収束する終末、FATE/ATARAXIA

しかし、ループの限界は徐々に明らかになる。2005年末に発売されたFATE/ATARAXIAはをそのことを明らかに指摘した。無限に見える要素の組み合わせも、やはり無限ではないのだと。何度も繰り返し演じられる世界は徐々にその初演の可能性を失う。あるいは拡散し続ける要素は、いつか意味を持たぬレベルに辿り着く。世界は陳腐化し、存在するのに見向きもされなくなる。だからこそ「その前に」物語を意図的に終わらせないといけない…。それは楽しい夏休みの終わりである。けれど、仕方がない。


そこで語られたのは、苦い判断としての結末。それ以下にならないための手段だった、とも言える。それを視覚的にイメージさせるため、FATEはステンドガラスの薔薇窓*1という手法を使う。ループする物語がその要素を使用し終わるごとに、窓は徐々に色付いていく。パズルとして世界にちりばめられた物語世界の秘密が、窓の絵を埋めていく。全ての必要な要素が満たされた時、その美しい薔薇窓は完成するのだけれど、それは世界の終焉を意味する。ループの終了と引き替えに読者に提供されたものは、砕け散る薔薇窓の煌めきだった。
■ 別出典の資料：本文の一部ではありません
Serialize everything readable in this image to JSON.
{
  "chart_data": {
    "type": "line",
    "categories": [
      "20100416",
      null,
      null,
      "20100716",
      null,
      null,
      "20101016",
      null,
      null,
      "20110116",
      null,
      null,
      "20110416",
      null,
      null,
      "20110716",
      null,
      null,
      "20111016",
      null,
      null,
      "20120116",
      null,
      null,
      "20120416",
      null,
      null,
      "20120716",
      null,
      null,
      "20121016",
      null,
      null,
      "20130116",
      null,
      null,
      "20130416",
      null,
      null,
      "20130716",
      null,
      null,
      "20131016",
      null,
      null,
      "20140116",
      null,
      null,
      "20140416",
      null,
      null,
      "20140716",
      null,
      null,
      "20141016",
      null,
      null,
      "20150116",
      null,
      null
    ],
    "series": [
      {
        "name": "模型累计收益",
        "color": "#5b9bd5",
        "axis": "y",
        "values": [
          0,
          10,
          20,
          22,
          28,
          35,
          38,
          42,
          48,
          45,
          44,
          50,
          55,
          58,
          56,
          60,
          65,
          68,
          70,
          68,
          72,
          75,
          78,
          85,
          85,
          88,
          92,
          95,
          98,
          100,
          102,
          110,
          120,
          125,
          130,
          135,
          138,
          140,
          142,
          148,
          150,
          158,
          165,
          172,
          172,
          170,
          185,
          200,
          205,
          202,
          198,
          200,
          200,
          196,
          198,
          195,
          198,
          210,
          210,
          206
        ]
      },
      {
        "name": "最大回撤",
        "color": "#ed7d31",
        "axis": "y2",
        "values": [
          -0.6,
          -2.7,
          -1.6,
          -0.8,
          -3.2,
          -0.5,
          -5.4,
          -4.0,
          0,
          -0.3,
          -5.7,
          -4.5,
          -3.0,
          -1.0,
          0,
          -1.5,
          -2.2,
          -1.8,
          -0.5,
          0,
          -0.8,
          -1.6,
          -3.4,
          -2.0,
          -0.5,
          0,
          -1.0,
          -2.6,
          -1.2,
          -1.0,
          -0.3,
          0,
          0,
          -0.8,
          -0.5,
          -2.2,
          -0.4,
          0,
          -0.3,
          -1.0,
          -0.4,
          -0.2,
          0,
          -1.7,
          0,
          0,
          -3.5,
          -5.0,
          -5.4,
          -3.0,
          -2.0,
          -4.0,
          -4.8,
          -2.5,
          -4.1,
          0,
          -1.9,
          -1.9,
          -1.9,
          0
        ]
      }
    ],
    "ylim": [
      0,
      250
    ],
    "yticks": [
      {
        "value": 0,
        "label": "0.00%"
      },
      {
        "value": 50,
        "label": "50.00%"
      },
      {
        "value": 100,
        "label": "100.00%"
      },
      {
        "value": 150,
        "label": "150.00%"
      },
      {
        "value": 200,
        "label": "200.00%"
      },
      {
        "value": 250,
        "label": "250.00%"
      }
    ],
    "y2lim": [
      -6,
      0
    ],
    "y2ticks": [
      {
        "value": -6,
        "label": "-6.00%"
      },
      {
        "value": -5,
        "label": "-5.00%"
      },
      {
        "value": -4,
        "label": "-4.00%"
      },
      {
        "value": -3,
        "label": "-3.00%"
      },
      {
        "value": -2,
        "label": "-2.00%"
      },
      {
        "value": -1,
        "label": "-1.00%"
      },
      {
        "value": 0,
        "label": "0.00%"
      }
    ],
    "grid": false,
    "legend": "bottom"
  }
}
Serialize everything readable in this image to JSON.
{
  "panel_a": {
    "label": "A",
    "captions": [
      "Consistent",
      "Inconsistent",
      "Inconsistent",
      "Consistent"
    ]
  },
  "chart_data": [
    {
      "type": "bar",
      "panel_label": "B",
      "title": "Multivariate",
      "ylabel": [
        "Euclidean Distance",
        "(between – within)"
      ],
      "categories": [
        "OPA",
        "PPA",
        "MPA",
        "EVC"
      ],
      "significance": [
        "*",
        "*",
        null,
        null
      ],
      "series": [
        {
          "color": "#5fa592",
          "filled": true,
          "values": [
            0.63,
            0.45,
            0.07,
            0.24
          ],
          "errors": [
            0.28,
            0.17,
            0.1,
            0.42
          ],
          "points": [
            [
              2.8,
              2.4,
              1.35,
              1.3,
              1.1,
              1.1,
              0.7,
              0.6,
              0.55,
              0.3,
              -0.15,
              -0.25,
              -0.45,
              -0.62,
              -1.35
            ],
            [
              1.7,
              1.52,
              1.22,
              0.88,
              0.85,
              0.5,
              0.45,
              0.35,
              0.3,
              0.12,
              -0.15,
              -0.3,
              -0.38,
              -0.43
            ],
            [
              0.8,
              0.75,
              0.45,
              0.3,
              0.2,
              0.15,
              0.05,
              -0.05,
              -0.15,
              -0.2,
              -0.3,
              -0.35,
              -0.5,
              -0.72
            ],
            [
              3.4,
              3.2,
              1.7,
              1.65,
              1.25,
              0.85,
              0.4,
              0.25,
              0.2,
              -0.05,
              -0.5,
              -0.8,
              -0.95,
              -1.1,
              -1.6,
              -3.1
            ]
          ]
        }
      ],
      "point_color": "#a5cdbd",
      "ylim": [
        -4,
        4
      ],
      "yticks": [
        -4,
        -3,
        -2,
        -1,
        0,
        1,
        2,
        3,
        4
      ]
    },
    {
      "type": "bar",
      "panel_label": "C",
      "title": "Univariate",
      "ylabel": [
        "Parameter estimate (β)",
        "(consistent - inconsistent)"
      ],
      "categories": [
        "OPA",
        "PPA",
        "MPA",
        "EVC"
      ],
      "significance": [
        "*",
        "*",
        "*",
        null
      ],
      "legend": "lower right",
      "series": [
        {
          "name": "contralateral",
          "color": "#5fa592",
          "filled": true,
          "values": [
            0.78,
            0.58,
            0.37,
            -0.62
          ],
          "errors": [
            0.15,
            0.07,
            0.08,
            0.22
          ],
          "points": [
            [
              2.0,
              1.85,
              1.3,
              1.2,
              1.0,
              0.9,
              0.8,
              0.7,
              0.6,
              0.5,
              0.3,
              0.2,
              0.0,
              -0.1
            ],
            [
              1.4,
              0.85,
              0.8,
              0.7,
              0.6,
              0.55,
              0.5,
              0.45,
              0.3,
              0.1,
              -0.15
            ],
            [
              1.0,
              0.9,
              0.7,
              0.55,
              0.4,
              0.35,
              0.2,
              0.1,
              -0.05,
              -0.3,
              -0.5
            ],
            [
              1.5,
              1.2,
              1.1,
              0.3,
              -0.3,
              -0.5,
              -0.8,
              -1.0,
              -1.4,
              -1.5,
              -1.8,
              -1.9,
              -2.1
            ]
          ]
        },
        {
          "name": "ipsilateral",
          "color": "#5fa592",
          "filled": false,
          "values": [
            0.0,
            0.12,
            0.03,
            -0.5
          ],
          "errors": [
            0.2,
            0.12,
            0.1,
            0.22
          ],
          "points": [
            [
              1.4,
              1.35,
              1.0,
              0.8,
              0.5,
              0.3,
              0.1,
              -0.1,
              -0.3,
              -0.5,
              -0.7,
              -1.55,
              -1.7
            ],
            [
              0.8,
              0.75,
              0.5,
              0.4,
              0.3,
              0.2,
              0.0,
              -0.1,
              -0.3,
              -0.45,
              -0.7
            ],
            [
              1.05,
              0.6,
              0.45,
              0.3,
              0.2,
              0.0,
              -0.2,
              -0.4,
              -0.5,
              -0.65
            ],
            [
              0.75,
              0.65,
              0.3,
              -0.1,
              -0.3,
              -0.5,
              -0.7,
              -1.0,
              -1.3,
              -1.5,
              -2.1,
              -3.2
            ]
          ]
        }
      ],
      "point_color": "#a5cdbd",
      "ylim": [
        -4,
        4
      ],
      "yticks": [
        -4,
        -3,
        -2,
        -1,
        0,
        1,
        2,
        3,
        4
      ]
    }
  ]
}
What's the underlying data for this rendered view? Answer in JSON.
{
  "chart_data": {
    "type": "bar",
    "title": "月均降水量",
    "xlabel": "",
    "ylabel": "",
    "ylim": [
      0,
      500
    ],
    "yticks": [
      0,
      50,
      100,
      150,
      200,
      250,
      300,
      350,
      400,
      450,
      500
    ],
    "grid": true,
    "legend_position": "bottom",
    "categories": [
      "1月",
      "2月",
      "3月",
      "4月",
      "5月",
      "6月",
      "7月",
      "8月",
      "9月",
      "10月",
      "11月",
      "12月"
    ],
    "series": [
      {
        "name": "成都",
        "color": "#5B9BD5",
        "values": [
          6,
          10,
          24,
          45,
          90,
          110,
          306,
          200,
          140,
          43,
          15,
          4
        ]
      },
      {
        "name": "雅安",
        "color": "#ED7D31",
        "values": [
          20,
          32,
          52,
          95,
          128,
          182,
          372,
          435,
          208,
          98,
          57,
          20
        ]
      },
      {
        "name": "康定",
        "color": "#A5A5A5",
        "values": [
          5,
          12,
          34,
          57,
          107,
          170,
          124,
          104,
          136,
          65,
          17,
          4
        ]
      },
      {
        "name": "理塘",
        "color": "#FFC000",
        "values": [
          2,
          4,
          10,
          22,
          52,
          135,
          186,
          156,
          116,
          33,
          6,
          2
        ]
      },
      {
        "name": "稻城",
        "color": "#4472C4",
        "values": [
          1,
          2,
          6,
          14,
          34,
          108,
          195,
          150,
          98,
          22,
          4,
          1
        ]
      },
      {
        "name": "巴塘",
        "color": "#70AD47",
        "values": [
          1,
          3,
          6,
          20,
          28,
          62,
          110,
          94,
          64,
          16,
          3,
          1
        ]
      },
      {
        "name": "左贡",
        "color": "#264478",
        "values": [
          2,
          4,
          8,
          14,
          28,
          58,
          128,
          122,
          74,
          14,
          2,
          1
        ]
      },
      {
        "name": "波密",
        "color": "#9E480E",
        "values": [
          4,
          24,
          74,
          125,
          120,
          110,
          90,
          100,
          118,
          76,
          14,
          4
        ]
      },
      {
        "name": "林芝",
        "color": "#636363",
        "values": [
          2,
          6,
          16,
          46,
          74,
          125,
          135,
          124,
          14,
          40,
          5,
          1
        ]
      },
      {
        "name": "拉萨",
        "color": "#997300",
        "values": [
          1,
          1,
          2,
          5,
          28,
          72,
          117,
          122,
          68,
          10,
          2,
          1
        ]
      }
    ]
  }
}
しかし注目すべき点。FATEはこの場面において、確かに、「収束する結末」というものにある種の美しさを与えている。それは嫌だけれど、いつか立ち向かわなければならず、そして何よりも美しい。彼らはそれ以上先に進むことができなかったとしても、FATE/ATARAXIAという作品はエヴァンゲリオンの生み出した壮大な夏休みにヒビを入れた。パズルとして世界を埋めていく行為、拡散した要素を収束することを、いまだ悲しい宿命だと認識していたとしても、彼らは確かに「終わりの時」を告げた。

*1:カトリック教会などの正面に見られる円形の大窓。